A group of British MPs has delivered a sharply critical verdict on Theresa May's Brexit deal.
In a new report, the cross-party Committee on Exiting the European Union claims that the Withdrawal Agreement and Political Declaration do not offer enough clarity or certainty about the future.
The report raises concerns about the Irish border situation, including efforts to ensure there is no hard border.
The MPs state: "In December 2017, we said that we did not see how it would be possible to reconcile maintaining an open border on the island of Ireland with leaving the Single Market and Customs Union, which would inevitably make the Northern Irish border the UK’s customs and regulatory border with the European Union.
"Since then, we have seen no realistic, long-term proposals from the Government that would address this."

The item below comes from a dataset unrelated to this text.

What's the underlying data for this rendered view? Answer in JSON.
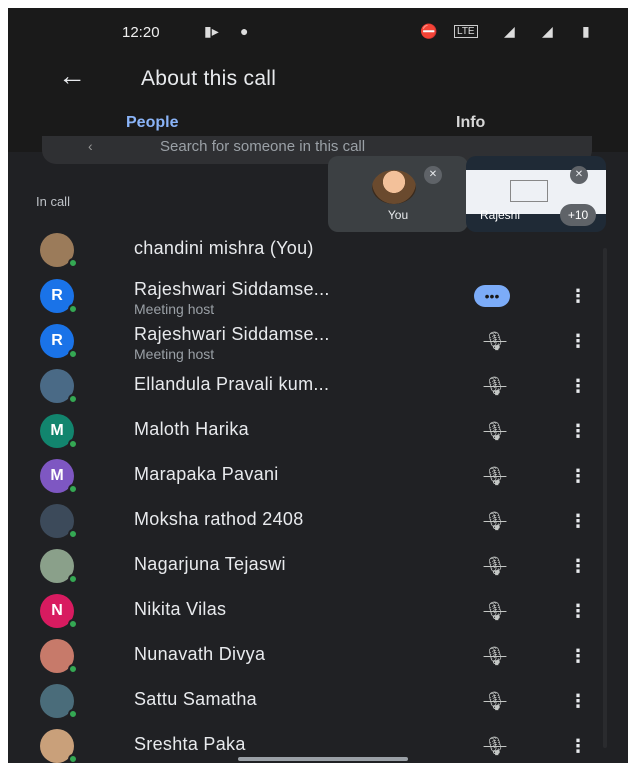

They also suggest that 'uncertainty remains' for EU citizens in the UK, and insist that it would be 'unacceptable' if a planned White Paper on future immigration policy is not published before Tuesday's 'meaningful vote' on the deal in the House of Commons.
The committee report adds: "It is clear that after 20 months of intense negotiations, only the terms of the UK’s exit are fully known; the nature of the future relationship with the European Union is not, and therefore does not provide long-term certainty."

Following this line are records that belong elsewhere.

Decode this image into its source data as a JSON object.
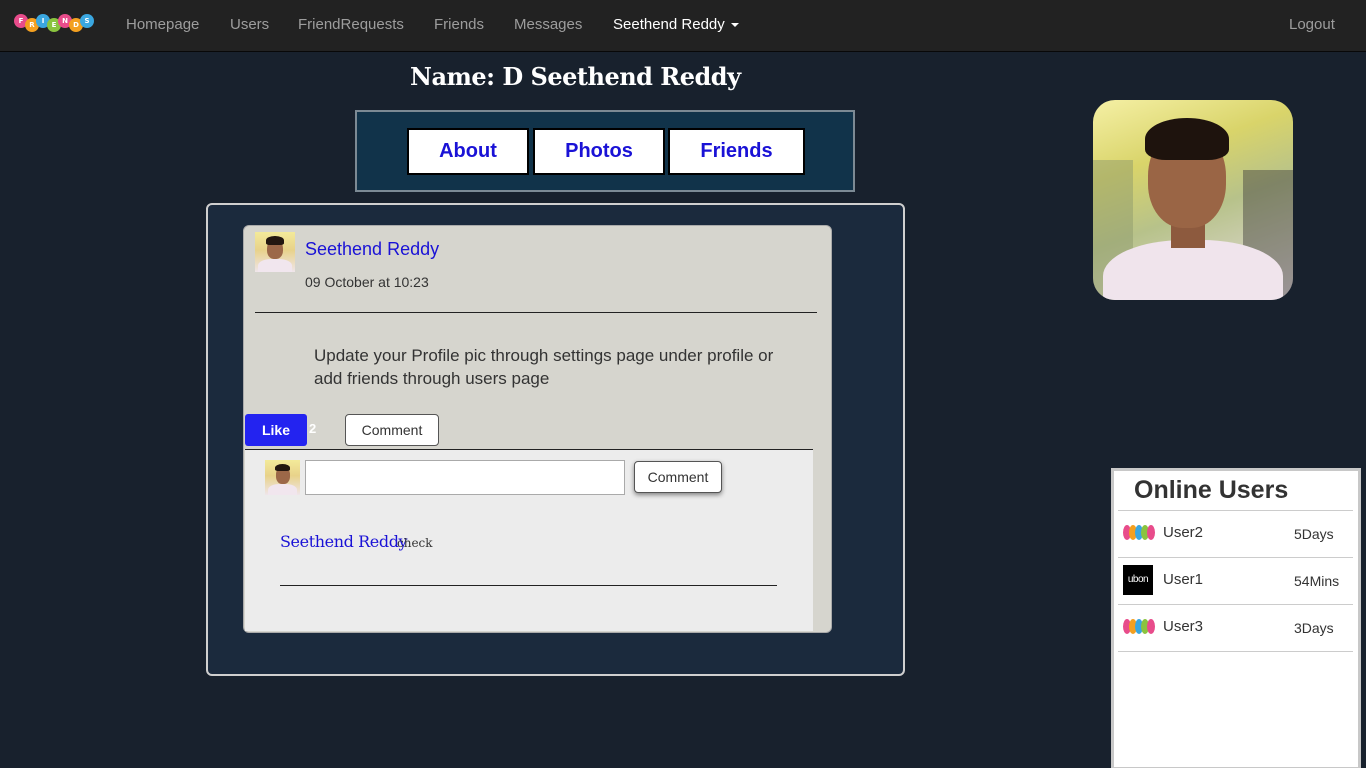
{
  "nav": {
    "brand_letters": [
      "F",
      "R",
      "I",
      "E",
      "N",
      "D",
      "S"
    ],
    "brand_colors": [
      "#e84c8b",
      "#f4a020",
      "#3aa7e0",
      "#8ac43f",
      "#e84c8b",
      "#f4a020",
      "#3aa7e0"
    ],
    "links": [
      "Homepage",
      "Users",
      "FriendRequests",
      "Friends",
      "Messages"
    ],
    "user_menu": "Seethend Reddy",
    "logout": "Logout"
  },
  "profile": {
    "name": "Name:  D Seethend Reddy",
    "tabs": [
      "About",
      "Photos",
      "Friends"
    ]
  },
  "post": {
    "author": "Seethend Reddy",
    "time": "09 October at 10:23",
    "text": "Update your Profile pic through settings page under profile or add friends through users page",
    "like_label": "Like",
    "like_count": "2",
    "comment_label": "Comment",
    "comment_submit_label": "Comment",
    "comment_placeholder": "",
    "comments": [
      {
        "author": "Seethend Reddy",
        "text": "check"
      }
    ]
  },
  "online": {
    "title": "Online Users",
    "users": [
      {
        "name": "User2",
        "last_seen": "5Days",
        "icon": "friends-logo-icon"
      },
      {
        "name": "User1",
        "last_seen": "54Mins",
        "icon": "ubon-logo-icon",
        "icon_text": "ubon"
      },
      {
        "name": "User3",
        "last_seen": "3Days",
        "icon": "friends-logo-icon"
      }
    ]
  },
  "colors": {
    "page_bg": "#18212d",
    "navbar_bg": "#222222",
    "link_blue": "#1a12d6",
    "like_blue": "#2323f0",
    "tabs_bg": "#11334a"
  }
}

Theresa May could face a heavy defeat on Tuesday amid deep divisions over the Brexit withdrawal agreement - including within her own Conservative party.
The Brexit Secretary says the vote will take place on Tuesday as planned, despite the prospect of a major defeat.
Stephen Barclay - who only recently took over the role, following the resignation of his predecessor Dominic Raab over the deal - said Mrs May's government is fully focused on the vote in two days time.
Brexit Secretary Stephen Barclay. Picture by: Stefan Rousseau/PA Wire/PA Images
He acknowledged that the deal isn't perfect, but it's the best to have come from 18 months of negotiations.
He told BBC's Andrew Marr Show: "The vote is going ahead, and that's because it is a good deal - it's the only deal.
"It's important that we don't let the perfect be the enemy of the good."
Speaking to the Mail on Sunday, Mrs May herself claimed the UK 'would truly be in uncharted waters' if MPs reject the deal.
She argued: "It would mean grave uncertainty for the nation with a very real risk of no Brexit.
"We have a leader of the opposition who thinks of nothing but attempting to bring about a general election, no matter what the cost to the country… I believe Jeremy Corbyn getting his hands on power is a risk we cannot afford to take."
Speaking earlier this week, Mr Corbyn insisted his Labour party "is ready to step in and negotiate a Brexit deal that works for the whole of our country".